Política / Transparência

Com previsão de R$ 300 milhões, 37 empresas tentam incentivos fiscais em Campo Grande

Antes de a nova regra do Prodes (Programa de Desenvolvimento Econômico e Social de Campo Grande) ser aprovada, a Prefeitura de Campo Grande vai enviar ao menos 37 projetos para a Câmara Municipal com concessão de benefícios a empresas. Entre ampliação e instalação, a Sedesc (Secretaria Municipal de Desenvolvimento Econômico e da Ciência e Tecnologia) […]
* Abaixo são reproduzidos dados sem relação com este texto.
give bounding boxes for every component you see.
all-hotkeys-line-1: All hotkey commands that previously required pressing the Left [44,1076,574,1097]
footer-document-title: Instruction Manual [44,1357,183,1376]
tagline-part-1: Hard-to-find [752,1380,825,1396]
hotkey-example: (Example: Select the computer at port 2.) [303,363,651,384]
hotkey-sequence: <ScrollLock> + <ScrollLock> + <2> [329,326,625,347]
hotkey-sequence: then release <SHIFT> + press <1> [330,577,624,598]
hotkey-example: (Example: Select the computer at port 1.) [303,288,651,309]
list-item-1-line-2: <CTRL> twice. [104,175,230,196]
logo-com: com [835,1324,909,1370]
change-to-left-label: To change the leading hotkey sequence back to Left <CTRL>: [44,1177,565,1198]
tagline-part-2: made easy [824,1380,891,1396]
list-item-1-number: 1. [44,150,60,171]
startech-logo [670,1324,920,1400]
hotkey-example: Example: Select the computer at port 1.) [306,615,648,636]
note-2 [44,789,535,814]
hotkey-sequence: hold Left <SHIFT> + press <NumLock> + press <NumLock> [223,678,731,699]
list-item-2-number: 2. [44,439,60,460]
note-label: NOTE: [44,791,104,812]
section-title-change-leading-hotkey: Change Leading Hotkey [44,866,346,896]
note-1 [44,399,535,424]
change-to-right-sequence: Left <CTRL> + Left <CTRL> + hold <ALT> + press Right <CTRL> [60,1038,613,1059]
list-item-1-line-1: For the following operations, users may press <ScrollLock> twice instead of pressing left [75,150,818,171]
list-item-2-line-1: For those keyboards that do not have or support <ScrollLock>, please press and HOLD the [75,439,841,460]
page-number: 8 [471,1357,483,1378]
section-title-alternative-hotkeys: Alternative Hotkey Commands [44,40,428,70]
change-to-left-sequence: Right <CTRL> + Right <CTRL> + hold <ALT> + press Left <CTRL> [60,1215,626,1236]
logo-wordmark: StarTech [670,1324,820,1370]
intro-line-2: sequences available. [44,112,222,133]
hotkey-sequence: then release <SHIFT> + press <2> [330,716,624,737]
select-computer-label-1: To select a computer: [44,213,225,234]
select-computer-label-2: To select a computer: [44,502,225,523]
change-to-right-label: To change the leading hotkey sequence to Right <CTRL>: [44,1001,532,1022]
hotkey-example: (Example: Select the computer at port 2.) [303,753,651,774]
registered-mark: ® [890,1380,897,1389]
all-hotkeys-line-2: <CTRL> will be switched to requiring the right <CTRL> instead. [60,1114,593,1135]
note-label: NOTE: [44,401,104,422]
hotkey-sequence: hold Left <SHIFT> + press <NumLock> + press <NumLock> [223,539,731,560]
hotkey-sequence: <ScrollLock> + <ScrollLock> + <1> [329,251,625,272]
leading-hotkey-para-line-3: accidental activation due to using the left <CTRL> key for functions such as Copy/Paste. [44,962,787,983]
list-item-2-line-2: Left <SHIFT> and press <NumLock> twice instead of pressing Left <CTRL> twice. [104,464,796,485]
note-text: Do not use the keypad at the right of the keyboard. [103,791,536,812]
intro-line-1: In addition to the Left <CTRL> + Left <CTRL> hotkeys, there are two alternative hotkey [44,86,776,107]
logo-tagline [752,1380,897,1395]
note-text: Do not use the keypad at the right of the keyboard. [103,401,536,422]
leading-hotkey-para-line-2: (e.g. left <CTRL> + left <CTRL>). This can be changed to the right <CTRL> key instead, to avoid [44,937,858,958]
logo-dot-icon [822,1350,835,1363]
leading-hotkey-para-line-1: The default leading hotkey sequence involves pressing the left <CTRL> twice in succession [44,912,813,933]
Mayara Bueno Publicado em 20/02/2021, às 09h12 - Atualizado em 21/02/2021, às 07h27

Centro de Campo Grande. (Foto: Leonardo de França, Midiamax, Arquivo).
Centro de Campo Grande. (Foto: Leonardo de França, Midiamax, Arquivo). - Centro de Campo Grande. (Foto: Leonardo de França, Midiamax, Arquivo).

Antes de a nova regra do Prodes (Programa de Desenvolvimento Econômico e Social de Campo Grande) ser aprovada, a Prefeitura de Campo Grande vai enviar ao menos 37 projetos para a Câmara Municipal com concessão de benefícios a empresas. Entre ampliação e instalação, a Sedesc (Secretaria Municipal de Desenvolvimento Econômico e da Ciência e Tecnologia) prevê que estas medidas tragam R$ 300 milhões de investimentos e geração de 1,5 mil empregos.

Pedidos dos benefícios das empresas, que serão enviados para Casa de Leis, estão ‘represados’ desde 2020, quando não se pode votar incentivos fiscais por se tratar de ano eleitoral. O secretário da Sedesc, Herbert Assunção, afirmou que estas propostas ainda entram no atual modelo de Prodes.

Sem detalhar quais empreendimentos estão no pacote dos 37, o titular afirmou que são diversas e variam entre instalações de fora de Campo Grande, mas também àqueles que já têm empresas na cidade, mas querem ampliar os negócios. Atualmente, todo processo de incentivo fiscal passa pela votação na Casa de Leis – medida que mudará com a reformulação do projeto.

Na sessão inaugural, o presidente do Legislativo municipal, vereador Carlão (PSB), afirmou que os vereadores aguardam a chegada dos projetos ‘há meses’, demonstrando que estão prontos para receber e analisar cada medida.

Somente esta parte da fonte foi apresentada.